Newly appointed editor-in-chief of Vice and Vice UK Zing Tsjeng believes the brand’s editorial strategy and combining of resources across the UK and US have put it in “good stead” for the economic headwinds hitting this year.
Tsjeng will lead the Vice culture and lifestyle team in the US and UK, managing staff and commissioning and editing stories. Vice News and Vice World News are separate operations.
Vice is a digital global media brand primarily aimed at young people aged 18 to 35 – in other words, the millennials and Gen Z that many other media brands are keen to attract. But Tsjeng told Press Gazette it is not “rocket science”.
She said: “I don’t view it as rocket science and I think a lot of publications try and reverse engineer and knock their heads against the wall trying to be like ‘these Gen Z Zoomers. What do they want? What do they actually want?’ But I think it’s really simple – just, you know, hire them, commission them, give them the resources they need to report the stories they want to report on. And then the rest kind of falls in place.
“Maybe I’m being simplistic but to me it’s always been quite an easy proposition.
“I’ve always loved Vice. I’ve always loved the content that we produce. Coming to work at this company just underlined to me the content that we make has enormous value to our readers and to the demographic and we’re repaid in kind by the kind of engagement that we get.”
According to Vice, its content reaches around 170 million people per month in the UK and US, including on social media.
Vice reaches young people using topics they naturally “zero in on” like sex, dating, relationships, housing, drugs, health, internet cultures, Tsjeng said. On the day she spoke to Press Gazette, she was editing articles ranging from ethical porn and the rise of research chemical drugs to Drag Race star RuPaul’s DragCon in London.
Asked what makes a Vice story, Tsjeng recalled advice she received from one of her early editors at the brand who told her: “We take the serious things lightly and the light things seriously.”
Tsjeng added: “We’ve always been interested in stories from the margins. We’re always interested in stories about sub-cultures about things that many mainstream or conventional publications wouldn’t be interested in or would consider maybe too niche or not interesting for a broad audience.
“But what I’ve found in the past is that young people have an enormous appetite for stories from all over the world, from all different corners of life. And what Vice has been really great at is presenting those stories to them in a way that feels really authentic and real and engaging.”
Tsjeng said hiring young staff to create this content was important and that Vice was the youngest company she has worked at in terms of the average age of people around her.
“If you want to create content that appeals to young people, you’ve got to hire them and you’ve got to give them the support and the resources they need to create the content and do the stories that they want to do,” Tsjeng said.
She added: “I think the second thing is we have to go to the places where young people consume their media,” pointing to Vice’s Tiktok account which launched in March 2022 and has since reached 1.2 million followers. Sister brand Vice World News is on 2.7 million.

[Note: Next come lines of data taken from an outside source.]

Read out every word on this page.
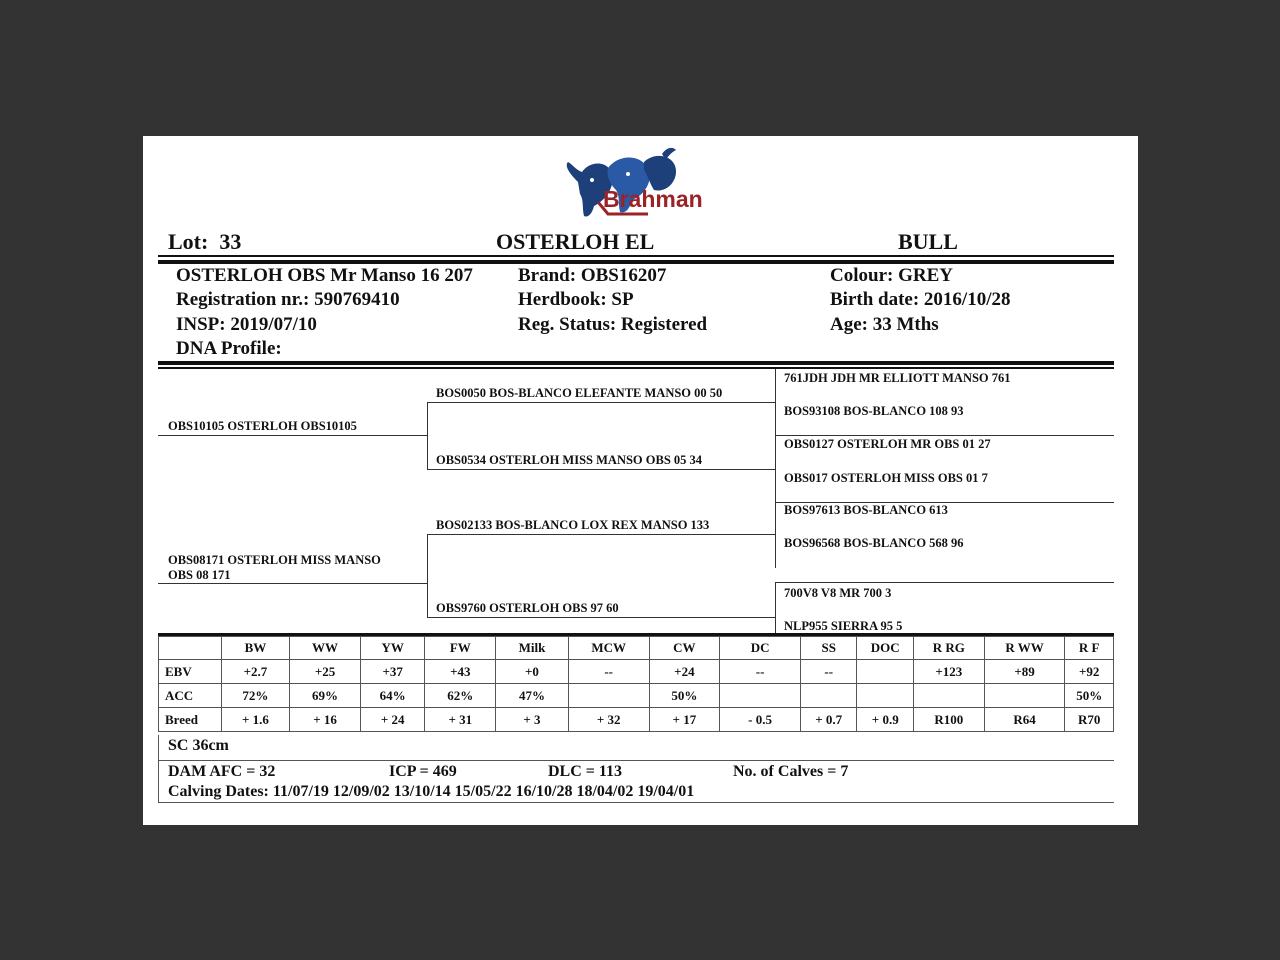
Brahman
Lot: 33	OSTERLOH EL	BULL
OSTERLOH OBS Mr Manso 16 207
Registration nr.: 590769410
INSP: 2019/07/10
DNA Profile:
Brand: OBS16207
Herdbook: SP
Reg. Status: Registered
Colour: GREY
Birth date: 2016/10/28
Age: 33 Mths
OBS10105 OSTERLOH OBS10105
OBS08171 OSTERLOH MISS MANSO
OBS 08 171
BOS0050 BOS-BLANCO ELEFANTE MANSO 00 50
OBS0534 OSTERLOH MISS MANSO OBS 05 34
BOS02133 BOS-BLANCO LOX REX MANSO 133
OBS9760 OSTERLOH OBS 97 60
761JDH JDH MR ELLIOTT MANSO 761
BOS93108 BOS-BLANCO 108 93
OBS0127 OSTERLOH MR OBS 01 27
OBS017 OSTERLOH MISS OBS 01 7
BOS97613 BOS-BLANCO 613
BOS96568 BOS-BLANCO 568 96
700V8 V8 MR 700 3
NLP955 SIERRA 95 5
	BW	WW	YW	FW	Milk	MCW	CW	DC	SS	DOC	R RG	R WW	R F
EBV	+2.7	+25	+37	+43	+0	--	+24	--	--		+123	+89	+92
ACC	72%	69%	64%	62%	47%		50%						50%
Breed	+ 1.6	+ 16	+ 24	+ 31	+ 3	+ 32	+ 17	- 0.5	+ 0.7	+ 0.9	R100	R64	R70
SC 36cm
DAM AFC = 32	ICP = 469	DLC = 113	No. of Calves = 7
Calving Dates: 11/07/19 12/09/02 13/10/14 15/05/22 16/10/28 18/04/02 19/04/01
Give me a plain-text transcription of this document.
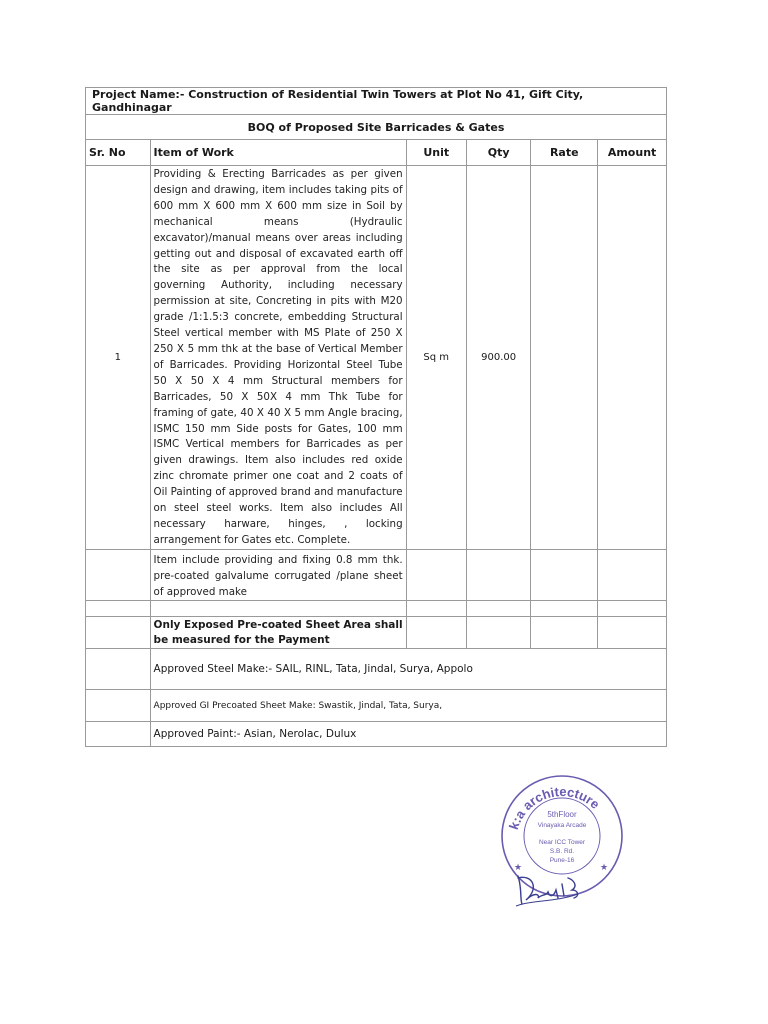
Project Name:- Construction of Residential Twin Towers at Plot No 41, Gift City, Gandhinagar					
BOQ of Proposed Site Barricades & Gates					
Sr. No	Item of Work	Unit	Qty	Rate	Amount
1	Providing & Erecting Barricades as per given design and drawing, item includes taking pits of 600 mm X 600 mm X 600 mm size in Soil by mechanical means (Hydraulic excavator)/manual means over areas including getting out and disposal of excavated earth off the site as per approval from the local governing Authority, including necessary permission at site, Concreting in pits with M20 grade /1:1.5:3 concrete, embedding Structural Steel vertical member with MS Plate of 250 X 250 X 5 mm thk at the base of Vertical Member of Barricades. Providing Horizontal Steel Tube 50 X 50 X 4 mm Structural members for Barricades, 50 X 50X 4 mm Thk Tube for framing of gate, 40 X 40 X 5 mm Angle bracing, ISMC 150 mm Side posts for Gates, 100 mm ISMC Vertical members for Barricades as per given drawings. Item also includes red oxide zinc chromate primer one coat and 2 coats of Oil Painting of approved brand and manufacture on steel steel works. Item also includes All necessary harware, hinges, , locking arrangement for Gates etc. Complete.	Sq m	900.00		
	Item include providing and fixing 0.8 mm thk. pre-coated galvalume corrugated /plane sheet of approved make				

	Only Exposed Pre-coated Sheet Area shall be measured for the Payment				
	Approved Steel Make:- SAIL, RINL, Tata, Jindal, Surya, Appolo				
	Approved GI Precoated Sheet Make: Swastik, Jindal, Tata, Surya,				
	Approved Paint:- Asian, Nerolac, Dulux				
k:a architecture
5thFloor
Vinayaka Arcade
Near ICC Tower
S.B. Rd.
Pune-16
★	★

“We’ve done that by not just showing them the content that Vice has created in the past but also creating original content made specifically for that platform featuring young hosts,” Tsjeng said. “So I think where a lot of people might say ‘we need to rein back on going to the platforms because these platforms change all the time’, we’ve always been really bullish about meeting our audiences where they are.”
Tsjeng said she was aware the general economic climate for both the media and wider business was “going to be pretty tough going into this year”, but added: “I feel pretty confident that the editorial strategy and the team that we’ve had, especially now that we’ve combined resources across the US and the UK, put us in really good stead… I just think that if we zero in on things that young people love reading, love watching, love consuming, then I think we’ll be fine.”
Vice began its global content strategy combining the teams on its consumer brands to target revenue and audience growth more than three years ago.
Tsjeng has worked at Vice for about seven years including as editor of the female-focused Broadly which was folded into the main Vice brand along with other previous standalone names such as health vertical Tonic and gaming-focused Waypoint in 2019.
She was highly commended in the Arts and Entertainment category at the British Journalism Awards 2020, with the judges saying she “epitomises the strengths of modern journalism – being able to be a one-woman multimedia practitioner across a range of video and writing”.
Vice was launched as a magazine in Montreal in 1994 and has grown to become an international media group. However the journey has not been without its financial challenges and Vice Media was most recently reported by the Wall Street Journal as expecting to miss its 2022 revenue goal of $700m by more than $100m. The company is reportedly pursuing a sale and wants to fetch a valuation of around $1.5 billion.